A block of mass m1 = 5 kg on a frictionless horizontal table is connected to a block of mass m2 = 3 kg by means of a very light pulley P1 . If a1 and a2 are the accelerations of m1 and m2, respectively.

To Find:

(a) what is the relationship between these accelerations?

(b) the tensions in the strings ?

(c) the accelerations a1 and a2.  [Take g = 10 m/s-2]

Solution:

it is given that - mass of block A, m1=5kg

mass of block B, m2=3kg

and a1 and a2 are the accelerations of mass m1 and m2.

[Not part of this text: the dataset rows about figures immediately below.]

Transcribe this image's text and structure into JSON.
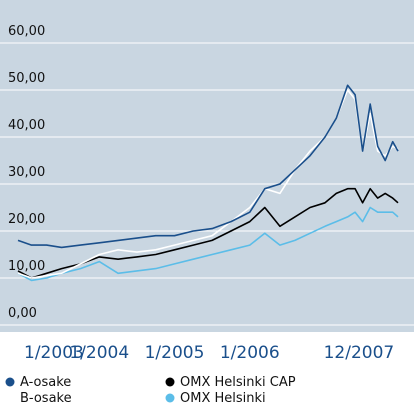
{
  "chart_data": {
    "type": "line",
    "x": [
      2002.92,
      2003.1,
      2003.3,
      2003.5,
      2003.75,
      2004.0,
      2004.25,
      2004.5,
      2004.75,
      2005.0,
      2005.25,
      2005.5,
      2005.75,
      2006.0,
      2006.2,
      2006.4,
      2006.6,
      2006.8,
      2007.0,
      2007.15,
      2007.3,
      2007.4,
      2007.5,
      2007.6,
      2007.7,
      2007.8,
      2007.9,
      2007.97
    ],
    "series": [
      {
        "name": "OMX Helsinki",
        "color": "#5bbde8",
        "values": [
          11,
          9.5,
          10,
          11,
          12,
          13.5,
          11,
          11.5,
          12,
          13,
          14,
          15,
          16,
          17,
          19.5,
          17,
          18,
          19.5,
          21,
          22,
          23,
          24,
          22,
          25,
          24,
          24,
          24,
          23
        ]
      },
      {
        "name": "OMX Helsinki CAP",
        "color": "#000000",
        "values": [
          11.5,
          10,
          11,
          12,
          13,
          14.5,
          14,
          14.5,
          15,
          16,
          17,
          18,
          20,
          22,
          25,
          21,
          23,
          25,
          26,
          28,
          29,
          29,
          26,
          29,
          27,
          28,
          27,
          26
        ]
      },
      {
        "name": "B-osake",
        "color": "#ffffff",
        "values": [
          11,
          10,
          10.5,
          11,
          13,
          15,
          16,
          15.5,
          16,
          17,
          18,
          19,
          22,
          25,
          29,
          28,
          33,
          37,
          40,
          44,
          50,
          48,
          37,
          45,
          37,
          36,
          38,
          37.5
        ]
      },
      {
        "name": "A-osake",
        "color": "#1a4f8b",
        "values": [
          18,
          17,
          17,
          16.5,
          17,
          17.5,
          18,
          18.5,
          19,
          19,
          20,
          20.5,
          22,
          24,
          29,
          30,
          33,
          36,
          40,
          44,
          51,
          49,
          37,
          47,
          38,
          35,
          39,
          37
        ]
      }
    ],
    "xlim": [
      2002.92,
      2007.97
    ],
    "xticks": [
      {
        "value": 2003.0,
        "label": "1/2003"
      },
      {
        "value": 2004.0,
        "label": "1/2004"
      },
      {
        "value": 2005.0,
        "label": "1/2005"
      },
      {
        "value": 2006.0,
        "label": "1/2006"
      },
      {
        "value": 2007.92,
        "label": "12/2007"
      }
    ],
    "ylim": [
      0,
      60
    ],
    "yticks": [
      {
        "value": 0,
        "label": "0,00"
      },
      {
        "value": 10,
        "label": "10,00"
      },
      {
        "value": 20,
        "label": "20,00"
      },
      {
        "value": 30,
        "label": "30,00"
      },
      {
        "value": 40,
        "label": "40,00"
      },
      {
        "value": 50,
        "label": "50,00"
      },
      {
        "value": 60,
        "label": "60,00"
      }
    ],
    "grid": true
  }
}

therefore, according to question,

here, for the block of mass m1;

$T - f_{c}=m_{1}a_{1}\\T -\mu m_{1}g=m_{1}a_{1}\\T=\mu m_{1} g+m_{1}a_{1}$.         ....(1)

for the block of mass m2;

$m_{2}g - T=m_{2}a_{2}\\T=m_{2}g-m_{2}a_{2}$          ....(2)

from equation (1) and (2), we get

$\mu m_{1}g+m_{1}a_{1}=m_{2}g-m_{2}a_{2}\\\\m_{1}a_{1}=m_{2}g-\mu m_{1}g-m_{2}a_{2}\\\\a_{1}=\dfrac{m_{2}}{m_{1}} g - \mu g \dfrac{m_{1}}{m_{1}} - \dfrac{m_{2}}{m_{1}}a_{2}\\\\a_{1}=\dfrac{m_{2}}{m_{1}} g - \mu g - \dfrac{m_{2}}{m_{1}}a_{2}\\\\a_{1}=K-Ta_{2} \\\\where, \ K = \dfrac{m_{2}}{m_{1}}g-\mu g \ ,\ T=\dfrac{m_{2}}{m_{1}}$

where, K and T are constants.

Hence,

(a) relationship between these accelerations is

$a_{1}=K-Ta_{2} \ , where \ K \ and \ T \ are \ constants.$

(b) tensions in the string is given by

$T=\dfrac{m_{1}m_{2}}{m_{2}-\mu m_{1}}(\mu a_{2}+a_{1})$

(c)the acceleration a1 and a2 is;

$a_{1}= \dfrac{T}{m_{1}}- \mu g$

and

$a_{2}=g - \dfrac{T}{m_{2}}$